Mike Papantonio: Yeah, we, we’re unaware of the influence they have. The political influence is overwhelming. The lobbying influence is off the charts. They are the number, I think number two lobbying influence in America, right? That’s behind the weapons industry by the way. So, so we have an industry that controls congress. They control basically the court system because of the way that, the way that they’ve helped lobbying, changing laws to make it very difficult for individuals, families of members who have been killed by med by, by pharmaceuticals to even make it to court.
So they control the, the, they control them, the, the court system in a big way. They certainly control the media who is right now we’re one of the, there’s only two countries in the, there’s only two countries in the world that allow this direct to consumer advertising, like we let these people do. We’re one of them. And so the media industry, if you’re waiting for them to do anything here, forget it. Talk about the influence, for example, Medicare For All. Right now they’re trying to change the law on Medicare For All that the, the drug industry is spending all the money here, aren’t they?

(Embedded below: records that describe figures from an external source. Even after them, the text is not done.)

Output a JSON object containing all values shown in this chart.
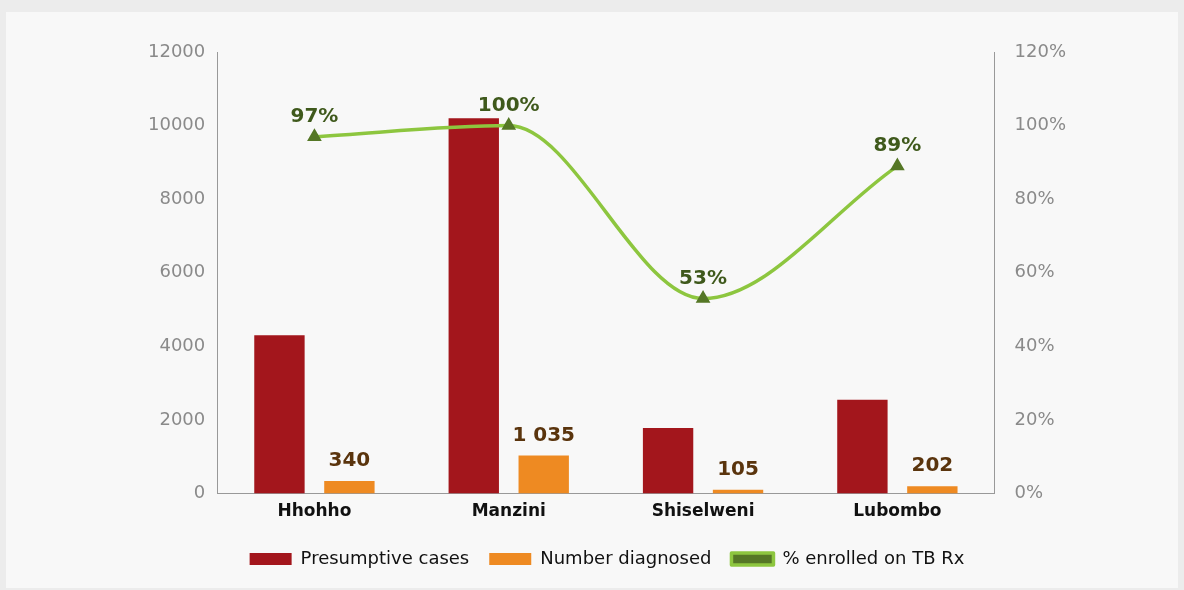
{
  "chart_data": {
    "type": "bar",
    "categories": [
      "Hhohho",
      "Manzini",
      "Shiselweni",
      "Lubombo"
    ],
    "series": [
      {
        "name": "Presumptive cases",
        "color": "#a3161c",
        "values": [
          4300,
          10200,
          1780,
          2550
        ]
      },
      {
        "name": "Number diagnosed",
        "color": "#ee8a22",
        "values": [
          340,
          1035,
          105,
          202
        ],
        "value_labels": [
          "340",
          "1 035",
          "105",
          "202"
        ]
      },
      {
        "name": "% enrolled on TB Rx",
        "type": "line",
        "axis": "y2",
        "color": "#8dc63f",
        "marker": "triangle",
        "values": [
          97,
          100,
          53,
          89
        ],
        "value_labels": [
          "97%",
          "100%",
          "53%",
          "89%"
        ]
      }
    ],
    "ylim": [
      0,
      12000
    ],
    "yticks": [
      0,
      2000,
      4000,
      6000,
      8000,
      10000,
      12000
    ],
    "y2lim": [
      0,
      120
    ],
    "y2ticks": [
      {
        "value": 0,
        "label": "0%"
      },
      {
        "value": 20,
        "label": "20%"
      },
      {
        "value": 40,
        "label": "40%"
      },
      {
        "value": 60,
        "label": "60%"
      },
      {
        "value": 80,
        "label": "80%"
      },
      {
        "value": 100,
        "label": "100%"
      },
      {
        "value": 120,
        "label": "120%"
      }
    ],
    "grid": false,
    "legend": "bottom"
  }
}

Ben Swann: Oh, absolutely. And, and, and again, to your point, I mean, you have such a lobbying effort being made by these pharmaceutical companies. And keep in mind one or the other kind of untalked about parts of this are the patents that go into a lot of these drugs. Now, pharmaceutical companies will say, you know, when we are in this process of, of creating a drug, it costs us so much money. The regulation and regulatory climate requires so much of us.
It’s expensive. It’s time consuming. We need to be able to protect our investment. Otherwise no drugs will ever be made. Mike, imagine what they’re saying. No drugs will ever be made if they’re not allowed to patent and hold onto a patent for 10 to 15 years on a particular drug and charge the price they want. It’s nonsense. We know it’s not true and it goes back to what you were saying about this, this Medicare For All idea, right, is to control every aspect of the process along the way.

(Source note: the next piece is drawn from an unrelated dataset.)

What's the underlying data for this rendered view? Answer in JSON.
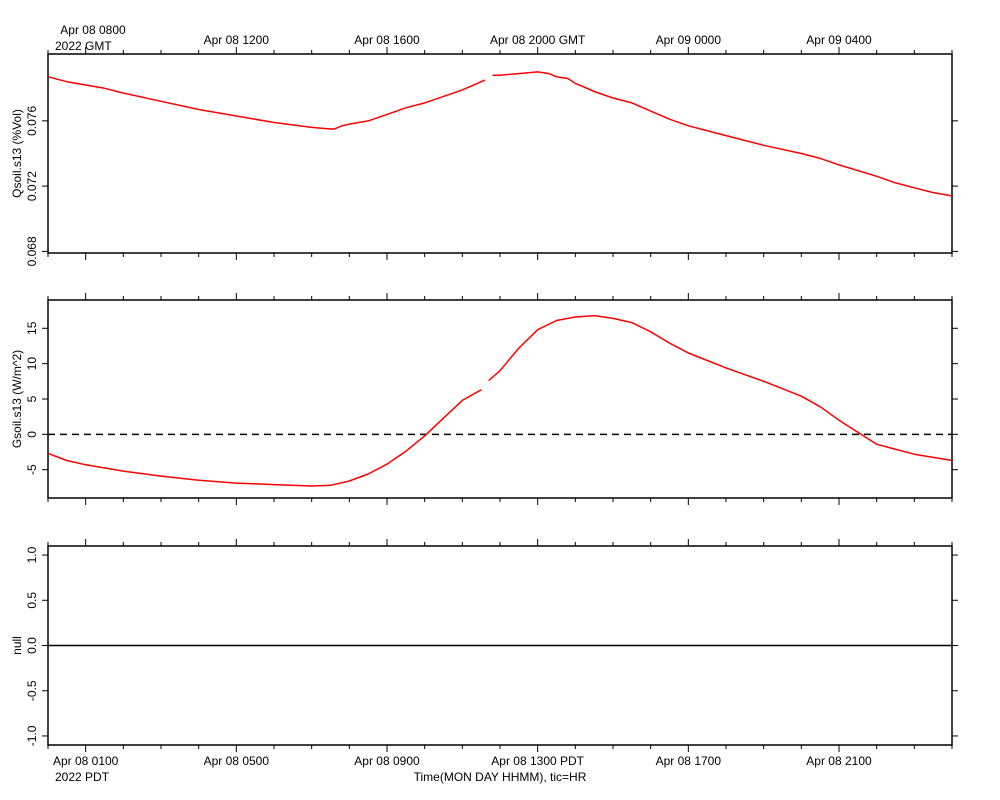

From the development of a drug, protecting it once it’s out there, getting lobbyists in some cases or excuse me, lawmakers in some cases to require their drugs. It is, it is top down, top to bottom, manipulated and controlled on every single level. I’m, I’m appreciate you talking about it on your show because there are so few voices that will actually cover this story.
Mike Papantonio: Ben, thanks for doing this. Please stay at it, man. This is real journalism and thank you for that and please keep it up. Thanks for joining me.
Ben Swann: Mike thanks. Thank you so much.
Mike Papantonio: And finally tonight, some good news, Nike workers in California might finally get paid for the time that the company made them stay on, stay at work but not on the clock. In other words, they’re working off the clock for free. The Ninth Circuit Court of Appeals reversed a lower court summary judgment in favor of Nike and a class action lawsuit brought by the employees of Nike’s retail stores in California and they can once again move forward like they should have been to begin with.
In the original lawsuit, workers claim that Nike forced them to stay for an inspection once their shift had ended. The workers weren’t allowed to stay on the clock for their inspections, but they were also not permitted to leave the store until the inspection was over. The lower court said that since these wait times were usually about 10 minutes or more, they didn’t constitute any real losses for the plaintiffs.
The Ninth Circuit disagreed and the case is once again gonna move forward. Forcing employees to stay at work after they’ve clocked out is one of the most common forms of wage theft, and it goes on all the time. And though 10 minutes might not seem like a long time, just think how much time and wages these employees lost after working 30 to 40 shifts per month, that adds up to a serious amount of money that Nike will hopefully be repaying to these employees.